Thanks for the response. However it throws an error. Please find
below.
from subprocess import *
p1=Popen('/usr/sunvts/bin/64/vtsk -d',stdout=PIPE)
You forgot to change the monolithic command into a list of words. Since
you don't use the shell anymore you have to give Popen a pre-parsed
command line.
-- Alain.

Here is the error again
p1=Popen('/usr/sunvts/bin/64/vtsk','-d',stdout=PIPE)

Traceback (most recent call last):
File "<stdin>", line 1, in ?
File "/usr/lib/python2.4/subprocess.py", line 494, in __init__
raise TypeError("bufsize must be an integer")
TypeError: bufsize must be an integer

~Ashok.

Oops i missed the braces.
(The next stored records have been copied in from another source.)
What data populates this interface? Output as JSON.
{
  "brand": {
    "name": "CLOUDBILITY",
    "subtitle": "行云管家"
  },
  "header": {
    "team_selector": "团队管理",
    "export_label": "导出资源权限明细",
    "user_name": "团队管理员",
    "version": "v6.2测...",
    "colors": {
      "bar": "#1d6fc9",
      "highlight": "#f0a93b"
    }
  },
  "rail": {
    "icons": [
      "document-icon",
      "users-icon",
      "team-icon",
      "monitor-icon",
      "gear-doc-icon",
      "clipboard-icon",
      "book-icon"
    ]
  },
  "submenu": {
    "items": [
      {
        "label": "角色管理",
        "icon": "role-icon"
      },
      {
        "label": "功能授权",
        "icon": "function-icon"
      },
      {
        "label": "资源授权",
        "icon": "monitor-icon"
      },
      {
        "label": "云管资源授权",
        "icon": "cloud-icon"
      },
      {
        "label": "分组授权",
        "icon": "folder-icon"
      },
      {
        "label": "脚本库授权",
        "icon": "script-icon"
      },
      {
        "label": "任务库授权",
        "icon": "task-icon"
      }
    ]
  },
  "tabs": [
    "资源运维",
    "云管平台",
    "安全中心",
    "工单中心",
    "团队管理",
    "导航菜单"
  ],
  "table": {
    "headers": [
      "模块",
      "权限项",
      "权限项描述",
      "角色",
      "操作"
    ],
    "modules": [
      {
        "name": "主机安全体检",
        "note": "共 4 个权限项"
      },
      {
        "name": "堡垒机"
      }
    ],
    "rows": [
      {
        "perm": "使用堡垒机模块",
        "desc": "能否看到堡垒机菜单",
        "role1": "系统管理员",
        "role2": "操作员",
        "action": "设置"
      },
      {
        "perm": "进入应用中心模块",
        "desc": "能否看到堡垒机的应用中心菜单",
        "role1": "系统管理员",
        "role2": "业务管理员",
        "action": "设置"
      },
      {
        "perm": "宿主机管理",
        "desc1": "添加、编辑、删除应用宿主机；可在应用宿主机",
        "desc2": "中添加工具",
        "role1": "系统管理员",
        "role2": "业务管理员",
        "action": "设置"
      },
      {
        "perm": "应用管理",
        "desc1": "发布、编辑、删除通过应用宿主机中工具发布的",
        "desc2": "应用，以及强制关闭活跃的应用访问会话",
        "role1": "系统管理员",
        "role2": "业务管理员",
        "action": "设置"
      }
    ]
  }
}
But still no output.

p1=Popen(['/usr/sunvts/bin/64/vtsk','-d'],stdout=PIPE)
while 1:
... a=p1.stdout.readline()
... print a
...

I've tried

#!/usr/bin/python
import subprocess
p1= subprocess.Popen(['/bin/ls','/LOCAL/'],stdout=subprocess.PIPE)
for line in p1.stdout :
print ">>>",line

which works just fine.

Are you sure, your /usr/sunvts/bin/64/vtsk writes a newline character (readline is waiting for that)?

Helmut.

--
Helmut Jarausch

Lehrstuhl fuer Numerische Mathematik
RWTH - Aachen University
D 52056 Aachen, Germany
 
N

Nobody

I very badly need this to work. I have been googling out for a week
with no significant solution. I open a process p1 which does keeps
running for 4+ hours. It gives some output in stdout now and then. I
open this process with subprocess.Popen and redirect the stdout to
PIPE. However when I read the output with readline it blocks waiting
forever. I need to read from p1.stdout till what it has in the PIPE.
Can someone help me out with the exact code change that can accomplish
the task.

from subprocess import *

p1=Popen('/usr/sunvts/bin/64/vtsk -d',stdout=PIPE,shell=True)

while 1:
line=p1.stdout.readline()
print line

The answer is essentially the same one I gave in response to your post
entitled "read a process output with subprocess.Popen" yesterday.

You need to persuade the command to line-buffer its output rather than
block-buffering it. If the command insists on block-buffering, you're out
of luck; there's no way that Python can force it to do otherwise.

You might be able to persuade the command to use line-buffering by using a
pty rather than a pipe for its stdout, although that depends upon
os.openpty() being available on your platform (the documentation only says
"Availability: some flavors of Unix").